While the microwave does the heavy lifting of turning our microbial-enzyme parmesan rinds into airy, hollow structures, adding a targeted frying step immediately afterward bridges the gap between a simple cheese crisp and a true legendary pork rind clone. While they are piping hot, they get tossed in a custom spice blended oil designed around a perfect universal flavor balance: the intense woodsmoke of dark smoked paprika, a baseline of sharp garlic and onion, a tiny kiss of brown sugar to hit that classic American BBQ sweetness, and a heavy hand of nutritional yeast to double down on the savory, poultry-like umami. The result is an explosive crunch that shatters instantly, giving way to a rich, melting savoriness that will completely ruin bag-bought snacks for you forever.

If it feels good, puff it! ...Oh man I realize how that sounds.

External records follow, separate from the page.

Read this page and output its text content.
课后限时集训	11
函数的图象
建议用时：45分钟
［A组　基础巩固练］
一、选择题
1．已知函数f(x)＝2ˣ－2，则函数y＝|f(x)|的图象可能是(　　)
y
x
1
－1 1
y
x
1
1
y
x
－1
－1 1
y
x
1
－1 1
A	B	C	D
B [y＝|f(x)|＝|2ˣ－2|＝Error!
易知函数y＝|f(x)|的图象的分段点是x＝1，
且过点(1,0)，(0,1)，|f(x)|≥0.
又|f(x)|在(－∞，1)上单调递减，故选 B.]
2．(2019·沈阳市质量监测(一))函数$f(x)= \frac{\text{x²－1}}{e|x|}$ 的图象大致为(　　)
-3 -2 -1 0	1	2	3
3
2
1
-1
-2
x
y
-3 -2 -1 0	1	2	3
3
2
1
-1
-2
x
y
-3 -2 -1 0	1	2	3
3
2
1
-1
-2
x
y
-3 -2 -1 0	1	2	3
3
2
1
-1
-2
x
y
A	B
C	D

Ya'll know what I mean!

The Recipe:

Ingredients

  • 4 oz Vegetarian Parmesan Rinds (Scraped clean and cut into 1/2-inch tiles)

  • 2 tbsp High-Smoke Point Oil (Avocado oil or refined sunflower oil work beautifully)

  • 1 tsp Smoked Paprika

  • 1/2 tsp Garlic Powder

  • 1/2 tsp Onion Powder

  • 1/4 tsp Brown Sugar

  • 1/2 tsp Nutritional Yeast

  • 1/4 tsp Smoked Sea Salt (or standard sea salt)

Process

1.Puff the Rinds: 2 mins.

Arrange your clean, 1/2-inch vegetarian parmesan tiles on a flat, parchment-lined plate. Microwave on HIGH for 60 to 75 seconds until completely ballooned and hollow. Do not let them brown or scorch in the microwave.

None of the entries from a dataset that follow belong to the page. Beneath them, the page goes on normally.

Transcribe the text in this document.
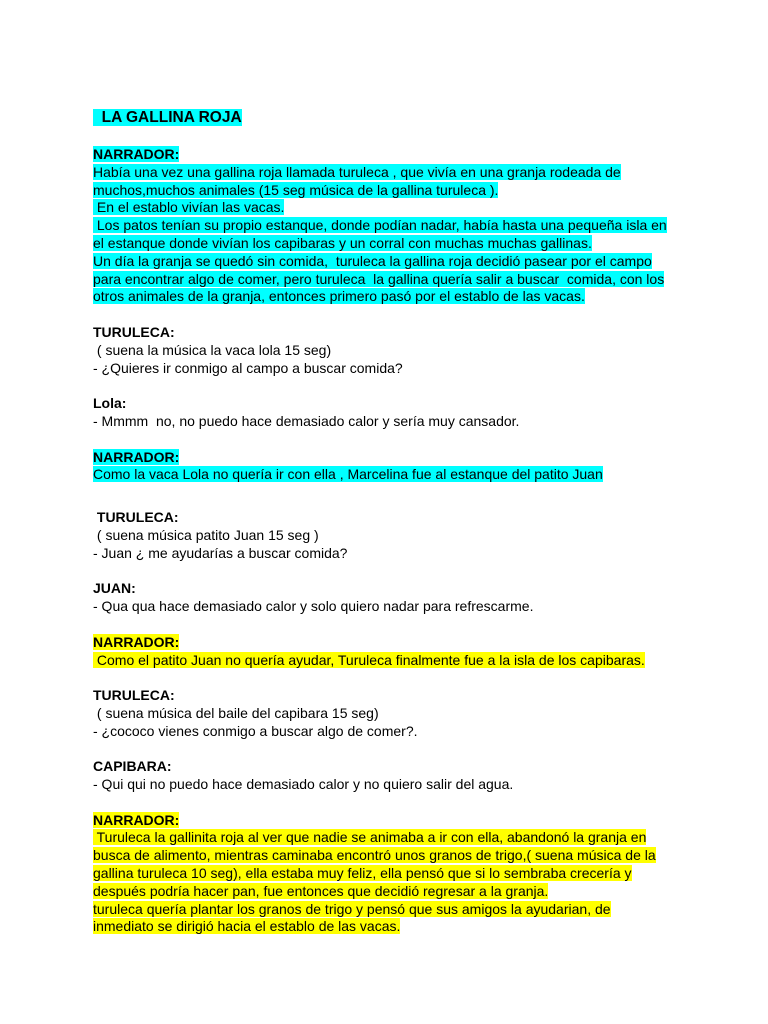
LA GALLINA ROJA
NARRADOR:
Había una vez una gallina roja llamada turuleca , que vivía en una granja rodeada de
muchos,muchos animales (15 seg música de la gallina turuleca ).
En el establo vivían las vacas.
Los patos tenían su propio estanque, donde podían nadar, había hasta una pequeña isla en
el estanque donde vivían los capibaras y un corral con muchas muchas gallinas.
Un día la granja se quedó sin comida,  turuleca la gallina roja decidió pasear por el campo
para encontrar algo de comer, pero turuleca  la gallina quería salir a buscar  comida, con los
otros animales de la granja, entonces primero pasó por el establo de las vacas.
TURULECA:
( suena la música la vaca lola 15 seg)
- ¿Quieres ir conmigo al campo a buscar comida?
Lola:
- Mmmm  no, no puedo hace demasiado calor y sería muy cansador.
NARRADOR:
Como la vaca Lola no quería ir con ella , Marcelina fue al estanque del patito Juan
TURULECA:
( suena música patito Juan 15 seg )
- Juan ¿ me ayudarías a buscar comida?
JUAN:
- Qua qua hace demasiado calor y solo quiero nadar para refrescarme.
NARRADOR:
Como el patito Juan no quería ayudar, Turuleca finalmente fue a la isla de los capibaras.
TURULECA:
( suena música del baile del capibara 15 seg)
- ¿cococo vienes conmigo a buscar algo de comer?.
CAPIBARA:
- Qui qui no puedo hace demasiado calor y no quiero salir del agua.
NARRADOR:
Turuleca la gallinita roja al ver que nadie se animaba a ir con ella, abandonó la granja en
busca de alimento, mientras caminaba encontró unos granos de trigo,( suena música de la
gallina turuleca 10 seg), ella estaba muy feliz, ella pensó que si lo sembraba crecería y
después podría hacer pan, fue entonces que decidió regresar a la granja.
turuleca quería plantar los granos de trigo y pensó que sus amigos la ayudarian, de
inmediato se dirigió hacia el establo de las vacas.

2.Prep the Smoked Oil: 3 mins.

While the rinds are puffing, heat your 2 tablespoons of oil in a small skillet over medium-high heat until it shimmers. Stir a tiny pinch of the smoked paprika directly into the oil to infuse it with color and baseline woodsmoke aroma.

3.The Flash Fry: 30 seconds.

Working quickly, drop the freshly puffed hot rinds directly into the shimmering oil. Toss or stir them constantly for no more than 15 to 20 seconds. You want them to flash-fry just long enough to coat the exterior and crisp the outer walls, not melt the structure.

4.Season and Drain: 5 mins.

Use a slotted spoon to immediately transfer the oil-kissed puffs to a metal bowl. Dust immediately with the remaining blended spices (paprika, garlic, onion, brown sugar, nutritional yeast, and smoked salt). Toss thoroughly so the spices stick to the warm oil, then drain briefly on a paper towel.

Nutritional Estimate

Per serving (Recipe makes 2 servings)

NutrientAmount Per Serving
Calories295 kcal
Total Fat22 g
Saturated Fat11 g
Sodium640 mg
Total Carbohydrates1.5 g
Dietary Fiber0.5 g
Sugars0.5 g
Protein19 g

Grab your favorite cold drink, pull up a seat, and enjoy a crunch that genuinely rivals any traditional snack out there—all while keeping your kitchen zero-waste.